Expect Little Change in FOMC's Balance Sheet Plans Next Week
posted by Michael Lewis on January 25, 2019 - 12:00am
This morning, the Wall Street Journal issued a "bombshell" report about changes to the Fed's plans to "normalize" its balance sheet. The story, FMI contends, delivered far less than it promised.
The WSJ reported, in an overwrought and very run-on opening sentence, that “Federal Reserve officials are close to deciding they will maintain a larger portfolio of Treasury securities than they’d expected when they began shrinking those holdings two years ago, putting an end to the central bank’s portfolio wind-down closer into sight.”
In fact, as the rest of the story made clear, there is no Fed consensus on what the “final” balance sheet should look like nor on when that level would or should be achieved.
Here is what we do know:
To date, the balance sheet is down from more than $4.2 trillion in late 2017 to $3.8 trillion (vs. only $0.5 trillion before the Great Recession). The original program to taper off the rollover of maturing assets was intended to run for several more years.
When announcing the program, Janet Yellen and other officials said it would be akin to “watching paint dry” and have no significant effect on the economy or financial markets.
The FOMC appears unanimous in believing that the balance sheet should shrink much further. Publicly, various Fed officials have discussed estimates for the “final” balance sheet ranging from $1 trillion to $3 trillion, down from the current $3.8 trillion. Chairman Powell has said that the balance sheet would not return to pre-recession levels because of greater global demand for U.S. currency.
Not a single FOMC member, not even the most dovish, has advocated increasing the balance sheet through another round of QE.
Chairman Powell has declared that he does not believe the balance sheet changes are “a major culprit” behind the stock market correction, but he promised the Fed would make adjustments if that assessment changed.
So what will happen when the FOMC meets next week:
The post-meeting statement will not mention the balance sheet at all. The statement, which FMI has argued is the single best distillation of the Fed’s priorities, has not referenced the balance sheet in more than a year. Nuances in the balance sheet are simply not that important.
The implementation note, which the FOMC has been appending to its statement release, does include details on the balance sheet. This technical detail is far less important than the statement itself. Most likely, the note will show that the drawdown will remain $50B per month ($30B in treasuries, $20B in MBS).

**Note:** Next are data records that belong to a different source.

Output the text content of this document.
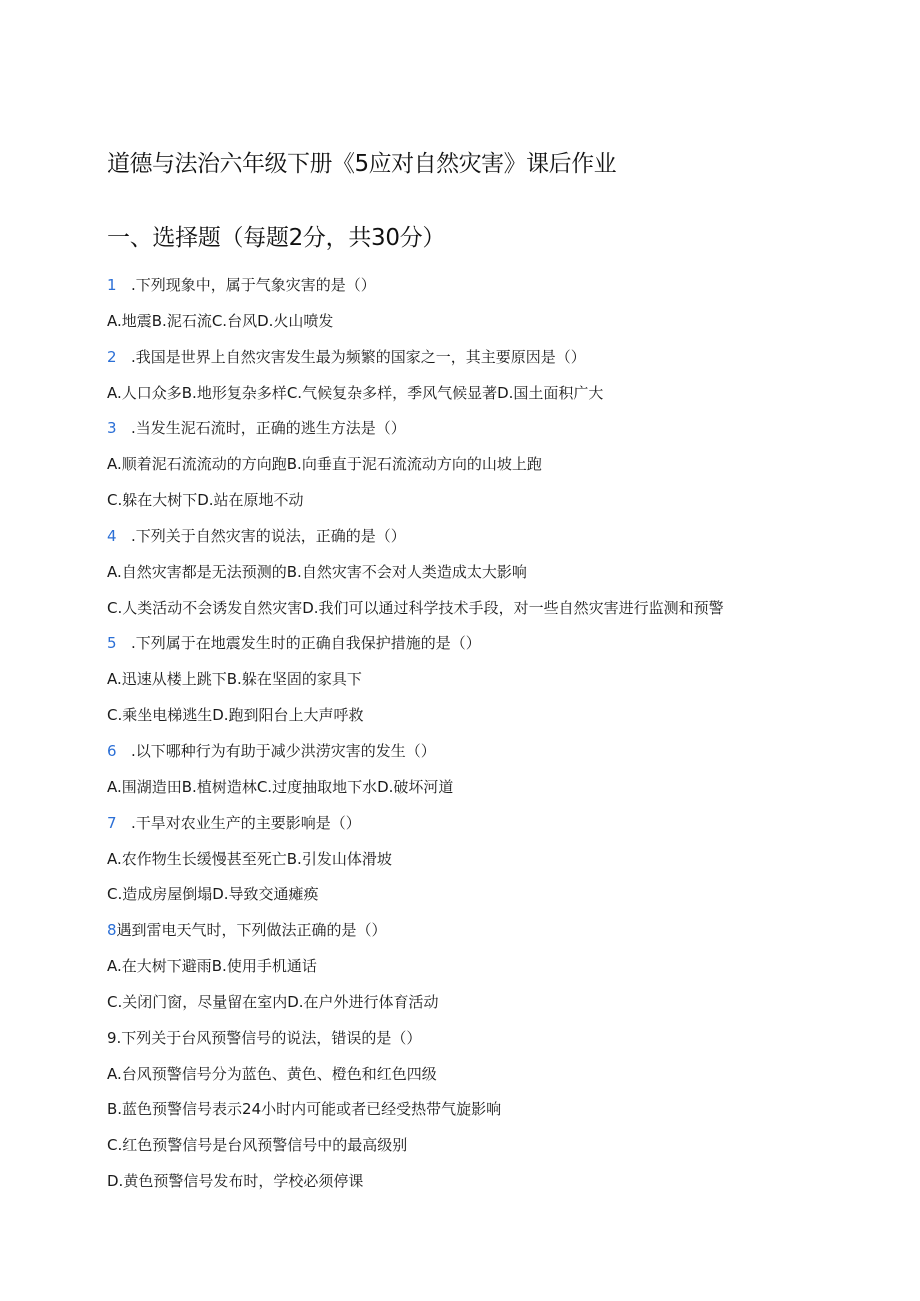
道德与法治六年级下册《5应对自然灾害》课后作业
一、选择题（每题2分，共30分）
1 .下列现象中，属于气象灾害的是（）
A.地震B.泥石流C.台风D.火山喷发
2 .我国是世界上自然灾害发生最为频繁的国家之一，其主要原因是（）
A.人口众多B.地形复杂多样C.气候复杂多样，季风气候显著D.国土面积广大
3 .当发生泥石流时，正确的逃生方法是（）
A.顺着泥石流流动的方向跑B.向垂直于泥石流流动方向的山坡上跑
C.躲在大树下D.站在原地不动
4 .下列关于自然灾害的说法，正确的是（）
A.自然灾害都是无法预测的B.自然灾害不会对人类造成太大影响
C.人类活动不会诱发自然灾害D.我们可以通过科学技术手段，对一些自然灾害进行监测和预警
5 .下列属于在地震发生时的正确自我保护措施的是（）
A.迅速从楼上跳下B.躲在坚固的家具下
C.乘坐电梯逃生D.跑到阳台上大声呼救
6 .以下哪种行为有助于减少洪涝灾害的发生（）
A.围湖造田B.植树造林C.过度抽取地下水D.破坏河道
7 .干旱对农业生产的主要影响是（）
A.农作物生长缓慢甚至死亡B.引发山体滑坡
C.造成房屋倒塌D.导致交通瘫痪
8遇到雷电天气时，下列做法正确的是（）
A.在大树下避雨B.使用手机通话
C.关闭门窗，尽量留在室内D.在户外进行体育活动
9.下列关于台风预警信号的说法，错误的是（）
A.台风预警信号分为蓝色、黄色、橙色和红色四级
B.蓝色预警信号表示24小时内可能或者已经受热带气旋影响
C.红色预警信号是台风预警信号中的最高级别
D.黄色预警信号发布时，学校必须停课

Starting this week, Powell will conduct a news conference after every FOMC meeting, not just the once-a-quarter meetings where the FOMC updates its “dot plot.”
Powell will almost certainly repeat his comments that the balance sheet drawdown is not hurting the financial markets, but he will reiterate that the Fed will make adjustments if needed. Essentially, this will be an exercise in hand-holding for the twitchy equities markets and some twitchy analysts. His remarks will be widely perceived as dovish, but they will not change policy.
The FOMC will remain committed to gradual rate hikes and gradual normalization of the balance sheet unless and until the macro data demand otherwise. That is, the FOMC will remain data-dependent.